I Want You
Adrian Long et Angelo Marconi s'étalent sur une couverture réchauffée par le soleil, perdus dans leur idylle de pique-nique. Ils cueillent des raisins juteux, se nourrissant mutuellement de bouchées qui font couler le sucré le long des mentons. Les rires s'estompent en faim ; les bouches se rejoignent en un baiser féroce. Les chemises glissent, dévoilant des torses bronzés luisants de sueur d'après-midi. Les lèvres restent scellées, les langues dansant, tandis que les pantalons suivent – les fermetures éclair grincent, le tissu s'amasse aux chevilles. Des queues gonflées jaillissent, épaisses et insistantes, suppliant d'être touchées.
Les mains explorent avec une avidité pressante. Angelo se laisse tomber à genoux, dévorant la saucisse raide d'Adrian, les lèvres s'étirant largement autour de la tige pulsante. Les pecs d'Adrian se contractent, ses abdos en table de laver ondulent à chaque poussée – il baise la bouche de son amant, une exaltation brute le traversant comme un feu. Le beau visage d'Angelo rougit, les yeux larmoyants, mais il avale tout, affamé et inflexible.

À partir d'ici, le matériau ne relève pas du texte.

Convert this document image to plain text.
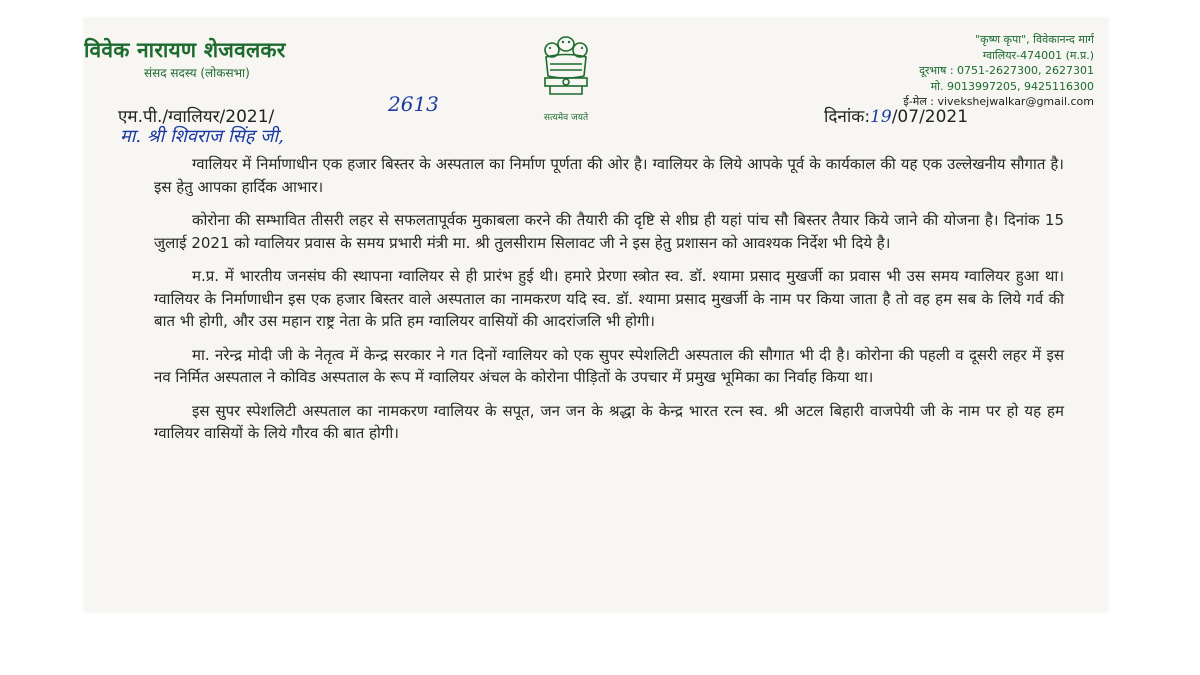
विवेक नारायण शेजवलकर
संसद सदस्य (लोकसभा)
सत्यमेव जयते
"कृष्ण कृपा", विवेकानन्द मार्ग
ग्वालियर-474001 (म.प्र.)
दूरभाष : 0751-2627300, 2627301
मो. 9013997205, 9425116300
ई-मेल : vivekshejwalkar@gmail.com
एम.पी./ग्वालियर/2021/
2613
दिनांक:19/07/2021
मा. श्री शिवराज सिंह जी,

ग्वालियर में निर्माणाधीन एक हजार बिस्तर के अस्पताल का निर्माण पूर्णता की ओर है। ग्वालियर के लिये आपके पूर्व के कार्यकाल की यह एक उल्लेखनीय सौगात है। इस हेतु आपका हार्दिक आभार।

कोरोना की सम्भावित तीसरी लहर से सफलतापूर्वक मुकाबला करने की तैयारी की दृष्टि से शीघ्र ही यहां पांच सौ बिस्तर तैयार किये जाने की योजना है। दिनांक 15 जुलाई 2021 को ग्वालियर प्रवास के समय प्रभारी मंत्री मा. श्री तुलसीराम सिलावट जी ने इस हेतु प्रशासन को आवश्यक निर्देश भी दिये है।

म.प्र. में भारतीय जनसंघ की स्थापना ग्वालियर से ही प्रारंभ हुई थी। हमारे प्रेरणा स्त्रोत स्व. डॉ. श्यामा प्रसाद मुखर्जी का प्रवास भी उस समय ग्वालियर हुआ था। ग्वालियर के निर्माणाधीन इस एक हजार बिस्तर वाले अस्पताल का नामकरण यदि स्व. डॉ. श्यामा प्रसाद मुखर्जी के नाम पर किया जाता है तो वह हम सब के लिये गर्व की बात भी होगी, और उस महान राष्ट्र नेता के प्रति हम ग्वालियर वासियों की आदरांजलि भी होगी।

मा. नरेन्द्र मोदी जी के नेतृत्व में केन्द्र सरकार ने गत दिनों ग्वालियर को एक सुपर स्पेशलिटी अस्पताल की सौगात भी दी है। कोरोना की पहली व दूसरी लहर में इस नव निर्मित अस्पताल ने कोविड अस्पताल के रूप में ग्वालियर अंचल के कोरोना पीड़ितों के उपचार में प्रमुख भूमिका का निर्वाह किया था।

इस सुपर स्पेशलिटी अस्पताल का नामकरण ग्वालियर के सपूत, जन जन के श्रद्धा के केन्द्र भारत रत्न स्व. श्री अटल बिहारी वाजपेयी जी के नाम पर हो यह हम ग्वालियर वासियों के लिये गौरव की बात होगी।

Adrian renverse la situation, tirant les hanches d'Angelo en l'air. Il plonge, la langue fouettant le trou plissé, léchant profondément avec des coups vicieux. Les doigts suivent – deux, puis trois, le pouce tournant dedans – étirant cet anneau serré jusqu'à ce qu'il cède, glissant et prêt. Angelo se cabre, haletant, son corps comme un fil électrique.
Plus d'attente. Angelo chevauche Adrian, s'empalant sur cette grosse barre de viande d'un seul mouvement audacieux. Ils baisent comme ça, les gémissements s'échappant tandis qu'Adrian pousse vers le haut, implacable, les hanches claquant en rythme parfait. La sueur perle, les muscles luisent. Ils changent – en levrette maintenant, Angelo cambré et griffant la couverture pendant qu'Adrian martèle par derrière, les couilles claquant contre la peau. Puis Angelo s'allonge sur le dos, les jambes écartées, Adrian accélérant, plus fort, l'air chargé de leurs grognements.
L'orgasme les submerge. Aucun ne se retient – les queues explosent en jets chauds et tremblants, des giclées se répandant sur des ventres tendus et des poitrines haletantes, scellant leur extase dans une preuve collante.